Integrating BlueCoat Proxy SG Access Logs into Splunk

Recently, I had to integrate access logs from BlueCoat’s SG series webproxy into Splunk. The basic approach is quite simple, create a new Log in the SG’s Admin GUI, assign a log format to it and select “Custom Client” as upload client.
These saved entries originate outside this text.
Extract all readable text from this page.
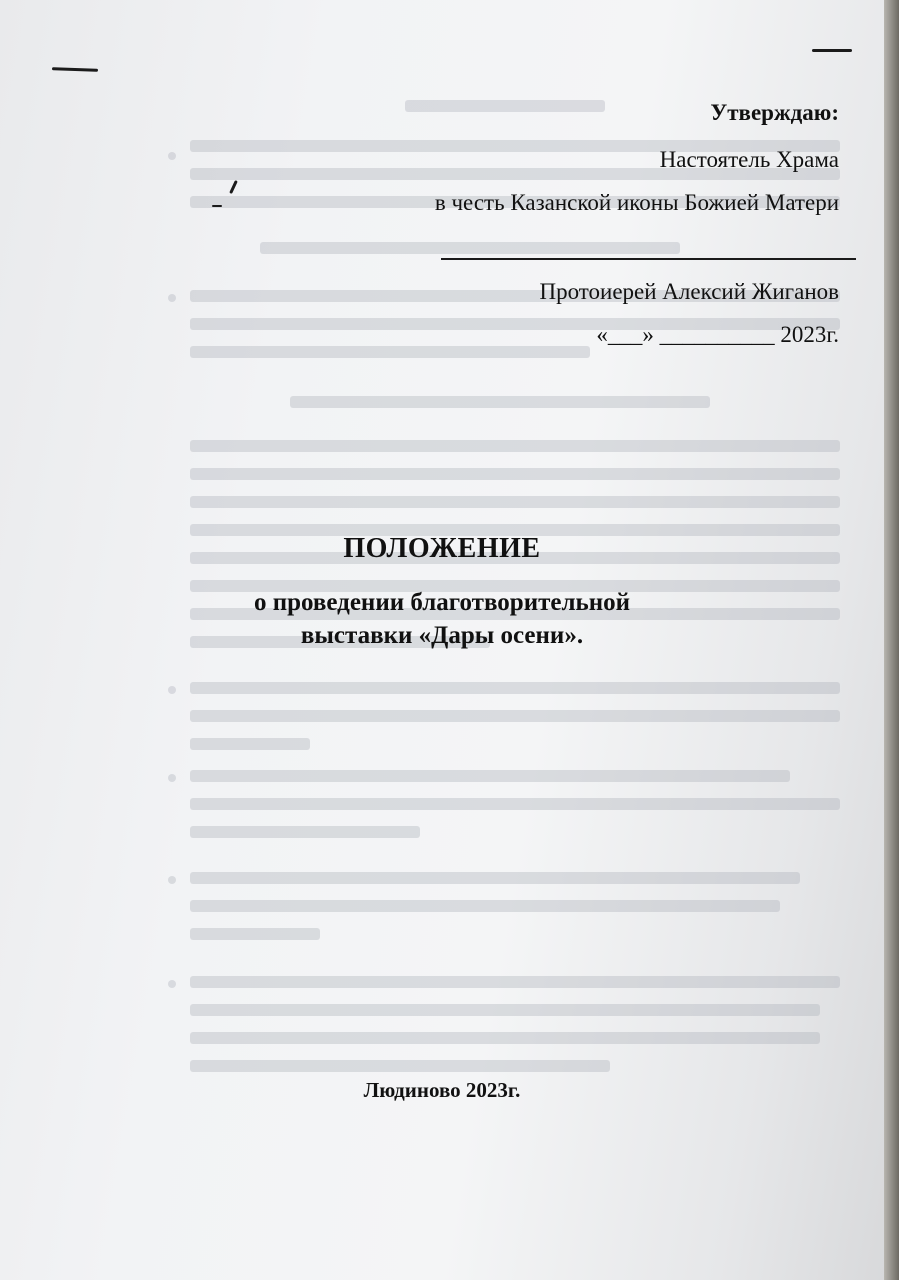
Утверждаю:
Настоятель Храма
в честь Казанской иконы Божией Матери
Протоиерей Алексий Жиганов
«___» __________ 2023г.
ПОЛОЖЕНИЕ
о проведении благотворительной
выставки «Дары осени».
Людиново 2023г.
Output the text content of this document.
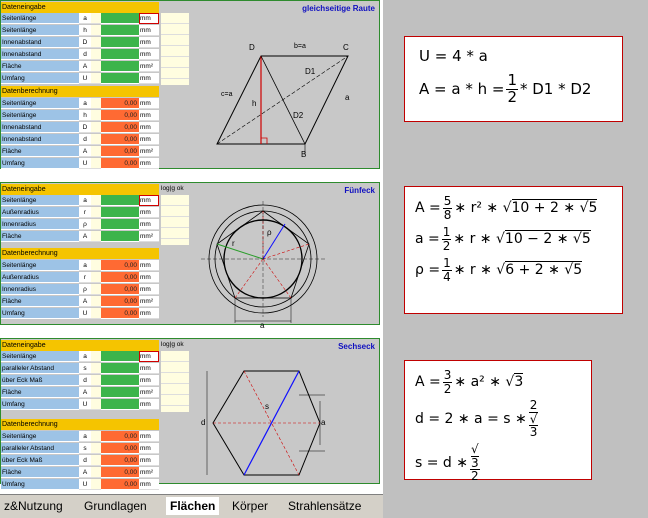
Dateneingabe
Seitenlänge	a	mm
Seitenlänge	h	mm
Innenabstand	D	mm
Innenabstand	d	mm
Fläche	A	mm²
Umfang	U	mm
Datenberechnung
Seitenlänge	a	0,00 mm
Seitenlänge	h	0,00 mm
Innenabstand	D	0,00 mm
Innenabstand	d	0,00 mm
Fläche	A	0,00 mm²
Umfang	U	0,00 mm
gleichseitige Raute
D	C
B
b=a
c=a	a
h
D1
D2
Dateneingabe
Seitenlänge	a	mm
Außenradius	r	mm
Innenradius	ρ	mm
Fläche	A	mm²
Datenberechnung
Seitenlänge	a	0,00 mm
Außenradius	r	0,00 mm
Innenradius	ρ	0,00 mm
Fläche	A	0,00 mm²
Umfang	U	0,00 mm
log|g ok	Fünfeck
r
ρ
a
Dateneingabe
Seitenlänge	a	mm
paralleler Abstand	s	mm
über Eck Maß	d	mm
Fläche	A	mm²
Umfang	U	mm
Datenberechnung
Seitenlänge	a	0,00 mm
paralleler Abstand	s	0,00 mm
über Eck Maß	d	0,00 mm
Fläche	A	0,00 mm²
Umfang	U	0,00 mm
log|g ok	Sechseck
d
s
a
U = 4 * a
$A = a * h = \frac{1}{2} * D1 * D2$
$A = \frac{5}{8}$ ∗ r² ∗ √10 + 2 ∗ √5
$a = \frac{1}{2}$ ∗ r ∗ √10 − 2 ∗ √5
$\rho = \frac{1}{4}$ ∗ r ∗ √6 + 2 ∗ √5
$A = \frac{3}{2}$ ∗ a² ∗ √3
d = 2 ∗ a = s ∗ 2
√
3
s = d ∗ √
3
2
z&Nutzung	Grundlagen	Flächen	Körper	Strahlensätze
On Splunk side, create a TCP input and route the data to the index of your choice:

/opt/splunk/etc/apps/bluecoat-sg/default/inputs.conf:


[tcp://1514]
index = bluecoat-sg
sourcetype = bluecoat-sg-accesslog

If you don’t use continous upload, you might want as well strip away the header that comes with the logs.
/opt/splunk/etc/apps/bluecoat-sg/default/props.conf:


[source::tcp:1514]
SEDCMD-bc1 = s/(?mis)^\#Software:.*$//g
SEDCMD-bc2 = s/(?mis)^\#Version:.*$//g

Ok, so far so good. BlueCoat also offers the possibility, to transfer the logs secured with SSL.

Here’s where the problem starts: Unfortunately, BlueCoats SGOS has a bug that doesn’t let you enter a hostname as “Custom Client” target, instead it only accepts IP addresses. Now, if your Splunk system has a TCP-SSL input and the certificate it uses doesn’t have an alternative DN set to the IP address of itself, SSL logtransfer won’t work for you. BlueCoat requires the DN of the certificate to match the value entered in the “Host” field of the “Custom Client”, otherwise it doesn’t send the logs. The only workaround until now is to re-issue the certificate with an alternative DN set to the Splunk systems IP address:


X509v3 Subject Alternative Name:
DNS:mysplunkidx.intern.local, DNS:10.0.0.110

Strangely, BlueCoat’s support didn’t know of that issue yet, so we filed a bug for this.